Previous standards of cancer follow-up care and support may no longer meet current needs as improvements in screening practices, early diagnosis and treatment of cancer have put long-term survival beyond five years following diagnosis within reach for more than half of patients in Europe. While beating cancer should be followed by a return to normal life, the side-effects of anticancer medicines and impacts of the illness itself that sometimes persist after the end of treatment can hinder this process. Confirming the need for new approaches to cancer survivorship, a study [to be] presented at the ESMO Congress 2021 shows that a significant proportion of survivors continue to suffer from burdensome symptoms for several years and reveal widespread dissatisfaction with the assistance received.
Prof. Dorothy Keefe, CEO of Australia's national cancer agency, Cancer Australia, chair of the congress's supportive and palliative care track, not involved in the study, underlined its importance in a context where survivorship research has lagged behind research on cancer treatment. "This is probably due to the increase in survival rates itself lagging behind the introduction of new therapies, but also to a lack of prioritisation compared to the need to develop a cure," Keefe said, and highlighted the scale of the issue today: "We now have millions of cancer survivors in Australia, hundreds of millions around the world – and an ever-increasing number who could potentially have long-term side-effects."
One of the most common symptoms experienced by patients and survivors alike is cancer-related fatigue (CRF), a persistent sense of exhaustion that is not alleviated by sleep or rest and that interferes significantly with the person's usual functioning. The FiX study initially evaluated the patterns, severity and management of CRF among 2,508 patients with 15 different types of cancer two years after the discovery of their illness. In a follow-up survey about 36 potential long-term problems, completed by participants around four years after diagnosis, almost 40% of survivors continued to report fatigue that they rated as a moderate or severe burden. In addition to fatigue, more than 40% of patients reported being at least moderately burdened by loss of physical capacity and over one third suffered from trouble sleeping, sexual problems, joint pains and anxiety.
Although recommendations exist on managing side-effects like CRF, including ESMO Clinical Practice Guidelines for its diagnosis and treatment, study author Dr. Martina Schmidt from the German Cancer Research Centre (DKFZ) in Heidelberg, Germany, underlined that their implementation is still lacking and reported that more than one in three affected individuals in the study evaluated the support they were offered for fatigue as poor. "Despite increasing awareness of the effectiveness of mitigating measures like exercise to reduce fatigue, patients are still too often left alone to seek help for symptoms that cannot be directly addressed with medicines in the same way as something like pain, for which satisfaction with the support received was high in our study."
This research shows that a staggeringly high number of patients still suffer from significant health issues years after being declared disease-free.
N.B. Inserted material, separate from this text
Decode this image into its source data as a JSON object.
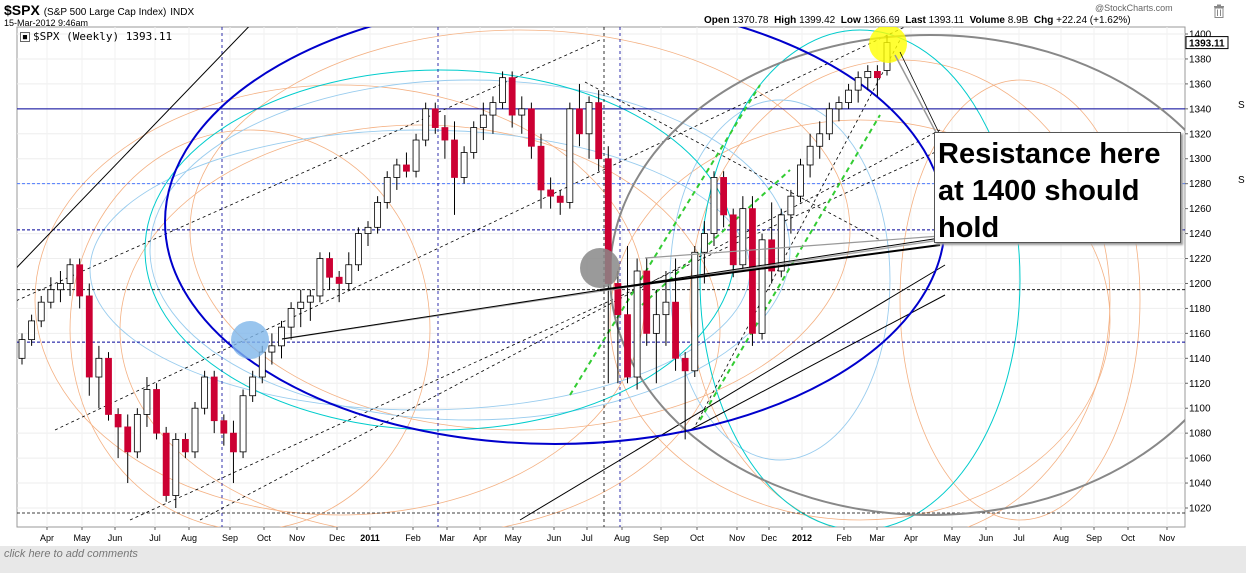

Their dissatisfaction with the care available is a wake-up call that we should be paying more attention to these individuals, trying to understand the mechanisms at play in order to identify interventions that could help them to better recover."
Prof. Dorothy Keefe, CEO of Australia's national cancer agency, Cancer Australia
According to Schmidt, cancer follow-up care should therefore no longer focus only on the immediate side-effects of treatment and on the detection of metastases or recurrence of the cancer, but also incorporate more systematic screening for additional symptoms that can burden patients. "The first step should be to make sure that patients themselves are better informed about these potential issues early on, so they know that conditions like CRF are not only expected, but often manageable and that they should not wait for symptoms to disappear on their own," she said.
Recognizing that possible models of long-term support remain largely untested, Keefe further advocated that all patients should be provided with a survivorship care plan when they reach the end of their treatment. "Going forward, we need to develop these models of care in a way that minimises the burden on healthcare systems, implement them and research their impact so that we can come back in five years' time and evaluate whether they have made a difference for cancer survivors," she concluded.